Mentor: David Baker, Biochemistry
Project Title: Enzyme Specificity Engineering: Designing a Human Cystosine Deaminase for Prodrug Activation
Abstract: My project seeks to design and create a novel human enzyme, cytosine deaminase, for use in prodrug therapy. Cytosine deaminase catalyzes the deamination of cytosine, converting it into uracil. There is clinical need for a human cytosine deaminase for use as a prodrug activator in suicide gene therapy, where a cytosine deaminase can catalyze the reaction of the cytosine derivative 5-fiuorocytosine (a harmless chemical) into 5-fluorouracil (a cytotoxin). While there are cytosine deaminases that exist in nature, there is no human enzyme capable of catalyzing this reaction.
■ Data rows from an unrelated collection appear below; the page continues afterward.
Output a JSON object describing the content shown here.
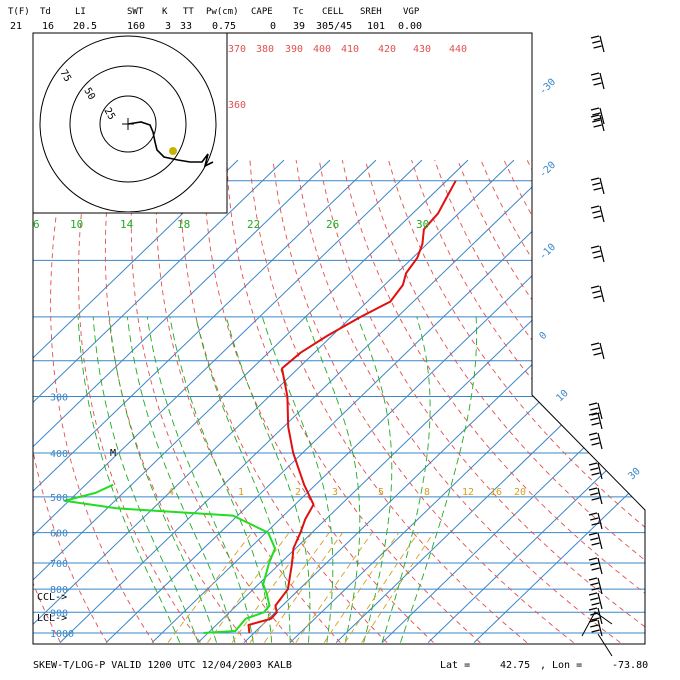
{
  "header": {
    "labels": [
      "T(F)",
      "Td",
      "LI",
      "SWT",
      "K",
      "TT",
      "Pw(cm)",
      "CAPE",
      "Tc",
      "CELL",
      "SREH",
      "VGP"
    ],
    "values": [
      "21",
      "16",
      "20.5",
      "160",
      "3",
      "33",
      "0.75",
      "0",
      "39",
      "305/45",
      "101",
      "0.00"
    ]
  },
  "footer": {
    "title": "SKEW-T/LOG-P VALID 1200 UTC 12/04/2003   KALB",
    "lat_label": "Lat =",
    "lat_value": "42.75",
    "sep": ",",
    "lon_label": "Lon =",
    "lon_value": "-73.80"
  },
  "annotations": {
    "ccl": "CCL->",
    "lcl": "LCL->",
    "m": "M"
  },
  "colors": {
    "isobar": "#3a86c8",
    "isotherm": "#3a86c8",
    "dry_adiabat": "#e05050",
    "moist_adiabat": "#22aa22",
    "mixing_ratio": "#d4a020",
    "temperature": "#e01010",
    "dewpoint": "#22dd22",
    "frame": "#000000"
  },
  "chart_data": {
    "type": "line",
    "pressure_levels_mb": [
      300,
      400,
      500,
      600,
      700,
      800,
      900,
      1000
    ],
    "pressure_labels": [
      "300",
      "400",
      "500",
      "600",
      "700",
      "800",
      "900",
      "1000"
    ],
    "isotherm_labels_c": [
      "-30",
      "-20",
      "-10",
      "0",
      "10",
      "30"
    ],
    "dry_adiabat_labels_k": [
      "370",
      "380",
      "390",
      "400",
      "410",
      "420",
      "430",
      "440",
      "360"
    ],
    "moist_adiabat_labels_c": [
      "6",
      "10",
      "14",
      "18",
      "22",
      "26",
      "30"
    ],
    "mixing_ratio_labels_gkg": [
      "4",
      "1",
      "2",
      "3",
      "5",
      "8",
      "12",
      "16",
      "20"
    ],
    "series": [
      {
        "name": "",
        "kind": "temperature",
        "points": [
          {
            "p": 1000,
            "t": -1.0
          },
          {
            "p": 960,
            "t": -3.0
          },
          {
            "p": 930,
            "t": 0.5
          },
          {
            "p": 900,
            "t": 0.3
          },
          {
            "p": 870,
            "t": -1.5
          },
          {
            "p": 800,
            "t": -2.5
          },
          {
            "p": 700,
            "t": -7.5
          },
          {
            "p": 650,
            "t": -10.5
          },
          {
            "p": 600,
            "t": -12.5
          },
          {
            "p": 560,
            "t": -14.5
          },
          {
            "p": 520,
            "t": -16.0
          },
          {
            "p": 500,
            "t": -18.5
          },
          {
            "p": 470,
            "t": -22.5
          },
          {
            "p": 400,
            "t": -32.0
          },
          {
            "p": 350,
            "t": -39.0
          },
          {
            "p": 300,
            "t": -46.0
          },
          {
            "p": 260,
            "t": -53.5
          },
          {
            "p": 240,
            "t": -53.0
          },
          {
            "p": 220,
            "t": -51.0
          },
          {
            "p": 200,
            "t": -48.0
          },
          {
            "p": 185,
            "t": -45.0
          },
          {
            "p": 170,
            "t": -46.0
          },
          {
            "p": 160,
            "t": -48.0
          },
          {
            "p": 148,
            "t": -49.0
          },
          {
            "p": 138,
            "t": -51.0
          },
          {
            "p": 128,
            "t": -54.0
          },
          {
            "p": 118,
            "t": -54.5
          },
          {
            "p": 110,
            "t": -56.0
          },
          {
            "p": 100,
            "t": -58.0
          }
        ]
      },
      {
        "name": "",
        "kind": "dewpoint",
        "points": [
          {
            "p": 1000,
            "t": -11.0
          },
          {
            "p": 990,
            "t": -4.5
          },
          {
            "p": 930,
            "t": -5.0
          },
          {
            "p": 900,
            "t": -2.5
          },
          {
            "p": 870,
            "t": -2.8
          },
          {
            "p": 820,
            "t": -6.0
          },
          {
            "p": 780,
            "t": -9.0
          },
          {
            "p": 700,
            "t": -12.5
          },
          {
            "p": 650,
            "t": -14.5
          },
          {
            "p": 600,
            "t": -19.5
          },
          {
            "p": 550,
            "t": -31.0
          },
          {
            "p": 530,
            "t": -58.0
          },
          {
            "p": 510,
            "t": -71.0
          },
          {
            "p": 490,
            "t": -66.0
          },
          {
            "p": 470,
            "t": -64.0
          }
        ]
      }
    ],
    "hodograph": {
      "ring_labels": [
        "75",
        "50",
        "25"
      ],
      "points": [
        [
          0,
          0
        ],
        [
          13,
          -2
        ],
        [
          22,
          1
        ],
        [
          25,
          8
        ],
        [
          27,
          18
        ],
        [
          29,
          26
        ],
        [
          36,
          33
        ],
        [
          50,
          36
        ],
        [
          62,
          38
        ],
        [
          74,
          38
        ],
        [
          80,
          30
        ],
        [
          77,
          42
        ],
        [
          85,
          38
        ]
      ]
    }
  }
}
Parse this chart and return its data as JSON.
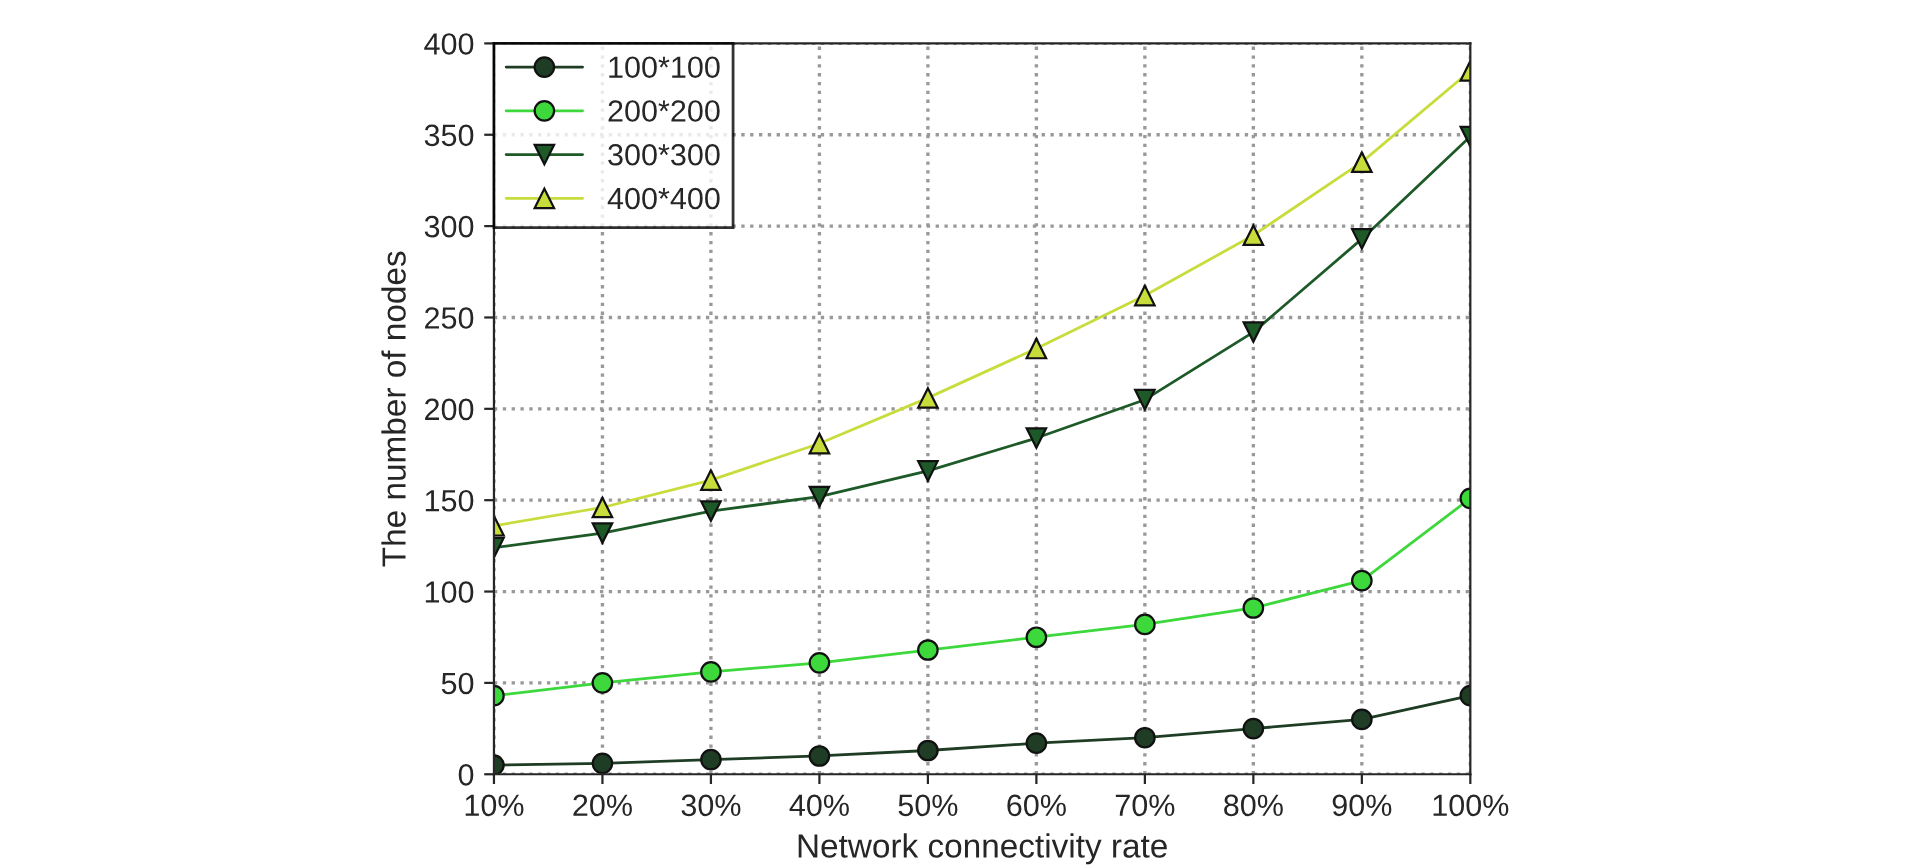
{
  "chart_data": {
    "type": "line",
    "xlabel": "Network connectivity rate",
    "ylabel": "The number of nodes",
    "categories": [
      "10%",
      "20%",
      "30%",
      "40%",
      "50%",
      "60%",
      "70%",
      "80%",
      "90%",
      "100%"
    ],
    "series": [
      {
        "name": "100*100",
        "color": "#1f3d24",
        "marker": "circle",
        "values": [
          5,
          6,
          8,
          10,
          13,
          17,
          20,
          25,
          30,
          43
        ]
      },
      {
        "name": "200*200",
        "color": "#3cd83c",
        "marker": "circle",
        "values": [
          43,
          50,
          56,
          61,
          68,
          75,
          82,
          91,
          106,
          151
        ]
      },
      {
        "name": "300*300",
        "color": "#1e5a28",
        "marker": "triangle_down",
        "values": [
          124,
          132,
          144,
          152,
          166,
          184,
          205,
          242,
          293,
          349
        ]
      },
      {
        "name": "400*400",
        "color": "#c8dc3c",
        "marker": "triangle",
        "values": [
          136,
          146,
          161,
          181,
          206,
          233,
          262,
          295,
          335,
          385
        ]
      }
    ],
    "ylim": [
      0,
      400
    ],
    "yticks": [
      0,
      50,
      100,
      150,
      200,
      250,
      300,
      350,
      400
    ],
    "grid": true,
    "line_style": "solid",
    "legend": "top left"
  }
}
The use of non-human enzymes in prodrug therapy often fails due to the immunogenicity issues that often arise. Therefore, by taking a human enzyme and altering its activity such that it can catalyze the deamination of cytosine, these immunogenicity issues can be avoided. In order to engineer a novel human cytosine deaminase (hCDA) I will build upon previous work that successfully re-engineered a human guanine deaminase (hGDA) to have ammelide deaminase (hAmDA) activity. Since there is considerable structural homology between guanine, ammelide, and cytosine, re-engineering this previously designed ammelide deaminase enzyme to have activity on cytosine should be possible. To do this, I will be using a Rational Design approach aided by computational simulation to alter the active site residues of the previously designed enzyme to better match the active site structure of a bacterial cytosine deaminase (bCD). This will create an active site more complementary to cytosine and hopefully introduce novel cytosine deaminase activity.